Many, many times in my churchgoing life, when I or someone else was unable to attend church on Sunday, we’d ask those who did attend questions relating to what we missed. “How was the sermon?” we’d typically ask first, and close behind that question was “How was worship?” Of course, the best answers would be “Oh, the pastor hit it out of the ball park, and worship was awesome! I left church higher than a kite! God is good!”
God IS good, and relishing His goodness and kindness to His creatures is certainly part of what it means to worship Him. But after reading and pondering the following passage in Isaiah, I’m developing a different perspective:
In the year that King Uzziah died I saw the Lord sitting upon a throne, high and lifted up; and the train of his robe filled the temple. Above him stood the seraphim. Each had six wings: with two he covered his face, and with two he covered his feet, and with two he flew. And one called to another and said:
“Holy, holy, holy is the LORD of hosts;
the whole earth is full of his glory!”
And the foundations of the thresholds shook at the voice of him who called, and the house was filled with smoke. And I said: “Woe is me! For I am lost; for I am a man of unclean lips, and I dwell in the midst of a people of unclean lips; for my eyes have seen the King, the LORD of hosts!”
Then one of the seraphim flew to me, having in his hand a burning coal that he had taken with tongs from the altar. And he touched my mouth and said: “Behold, this has touched your lips; your guilt is taken away, and your sin atoned for.”
And I heard the voice of the Lord saying, “Whom shall I send, and who will go for us?” Then I said, “Here I am! Send me.”
(Isaiah 6:1-8 ESV)
What a scene! I look forward to the day in eternity when, by God’s grace, I might have the immense privilege of being in the presence of the Almighty God. But consider Isaiah’s first response upon seeing the Lord, observing the angels and hearing their proclamations of God’s holiness, feeling the quaking of the foundations and seeing the smoke. He cried “Woe is me for I am lost and my lips are unclean!” Isaiah probably had the cleanest lips of anyone living in the land at the time. He was a prophet and a righteous man. Yet his reaction to the glorious scene was one of self abasement, terror, and intense feelings of unworthiness.

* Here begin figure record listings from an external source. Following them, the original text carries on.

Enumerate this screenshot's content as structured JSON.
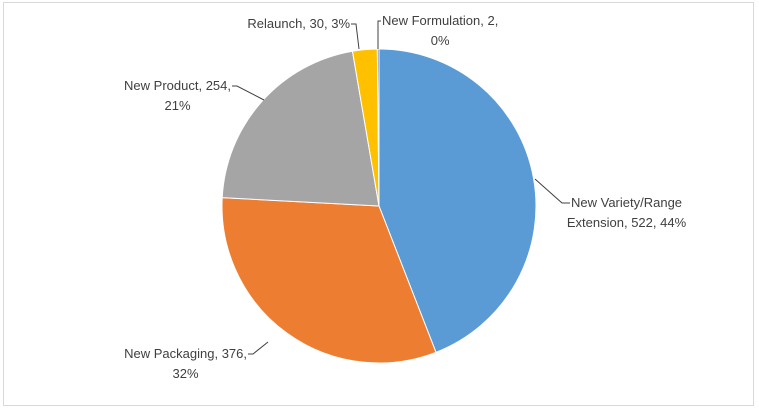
{
  "chart_data": {
    "type": "pie",
    "title": "",
    "start_angle_deg": 0,
    "direction": "clockwise",
    "slices": [
      {
        "label": "New Variety/Range Extension",
        "value": 522,
        "percent_label": "44%",
        "color": "#5b9bd5",
        "label_lines": [
          "New Variety/Range",
          "Extension, 522, 44%"
        ]
      },
      {
        "label": "New Packaging",
        "value": 376,
        "percent_label": "32%",
        "color": "#ed7d31",
        "label_lines": [
          "New Packaging, 376,",
          "32%"
        ]
      },
      {
        "label": "New Product",
        "value": 254,
        "percent_label": "21%",
        "color": "#a5a5a5",
        "label_lines": [
          "New Product, 254,",
          "21%"
        ]
      },
      {
        "label": "Relaunch",
        "value": 30,
        "percent_label": "3%",
        "color": "#ffc000",
        "label_lines": [
          "Relaunch, 30, 3%"
        ]
      },
      {
        "label": "New Formulation",
        "value": 2,
        "percent_label": "0%",
        "color": "#4472c4",
        "label_lines": [
          "New Formulation, 2,",
          "0%"
        ]
      }
    ]
  }
}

Of course, the story turns positive from there because Isaiah’s repentance results in cleansing and a commission to speak for God.
The first automatic reaction to a full sense of God’s holiness will be intense feelings of unworthiness. It will be unavoidable. God is holy. God is the ultimate righteous standard of what is true, good, and perfect. God doesn’t simply adhere to a standard…He IS the standard! Atheists like Richard Dawson reject God because they see Him, in the pages of the Old Testament, not adhering to their own inadequate standards of fairness. They have created an idol God based on humanistic understandings of the way things should be, and they do not see the God of the Old Testament lining up to their expectations. Dawson and everyone who has ever lived will, some day, stand before the judgment seat…no we will bow our knees before the Almighty God:
By myself I have sworn;
from my mouth has gone out in righteousness
a word that shall not return:
‘To me every knee shall bow,
every tongue shall swear allegiance.’
(Isaiah 45:23 ESV)
It will be a pitiful scene for anyone who tries, at that time, to explain to the Holy God why He was unjust in history.
So, if we truly encounter God in our times of worship, our first inclination will be to repent for our unworthiness in the light of His holiness. We won’t feel good about ourselves at that moment. John MacArthur explains:
The response of a true worshiper to a vision of God should resemble Isaiah’s. We should be overwhelmed with our own sinfulness and consequently consumed with a sense of holy terror. I am certain that if the people today who claim to have seen God really saw Him, they wouldn’t be lining up to get on the latest Christian talk show; they’d be lying prostrate on the ground, grieving over their sin.
But, because of Christ’s sacrifice on the cross where He died in our place, we can be forgiven…when we are truly at the end of ourselves and no longer trusting in our own self-righteousness.
“Blessed are those whose lawless deeds are forgiven,
and whose sins are covered;
blessed is the man against whom the Lord will not count his sin.”
(Romans 4:7-8 ESV)
May God, in His amazing grace, grant us the full realization of our sinfulness so we can repent from our lawless deeds and receive His forgiveness.